Setting 2: 2505 MHz GPU at 875mV, 10251 MHz (stock speed) MEM. The card doesn't seem to exceed 300W no matter what I throw at it, and it's great for Cyberpunk 2077 Ultra and pathraced at 3440x1440 100Hz with DLSS Quality and FG enabled. Folding in this profile draws ~215W for around 23M PPD on a good WU.
Setting 3: 2625MHz GPU at 915mV, 10751 MHz MEM. This is preferred folding setting, averaging ~245W and pumping out just shy of 25M PPD on a good WU. Fans hover around 75% while temps say below 70*C. Playing CP2077 on this profile will chew through ~330W and sometimes more, unfortunately the case fans start picking up speed so it's not as quiet as the slower settings.

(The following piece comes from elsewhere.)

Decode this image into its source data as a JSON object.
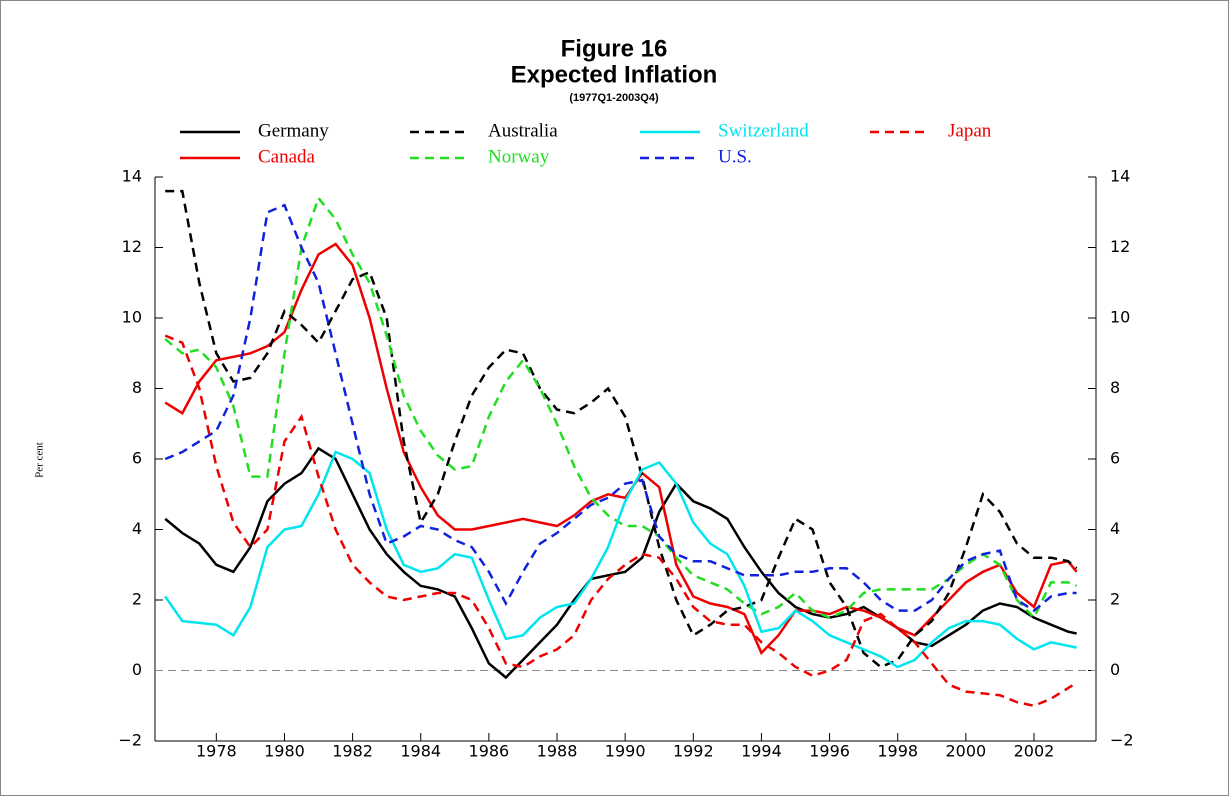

Setting 4: 2745 MHz GPU at 965mV, 11251 MHz MEM. This is a bit of a burner, it's good for e-peen gloating and warming up a room. Folding at this speed will absolutely exceed 280W and I've seen PPD numbers slightly exceeding 26M, but it's not worth the power draw and heat. Playing CP2077 will get it to 400W...
Setting 5: 2865 MHz at 1025mV, 11925 MHz MEM and power limit at 111%. The card seems stable here over the course of a few hours of CP2077 and some folding, but it occasionally bumps into the firmware's 500W max power limit while Cyberpunking. Folding gets a tiny performance bump to 27M PPD on a really good WU, yet draws ~355W on average. CP2077 turns the whole box into a convection oven while riding that 500W power limit, while FanControl shoves every fan in the case to 100% in protest of crazy heat coming off the card. I did this mostly "just to see", otherwise it's a pointless profile.
A fun exercise, and learning about that P2 power state to cut the memory rate in half was actually quite useful for throttling down the card for simpler games.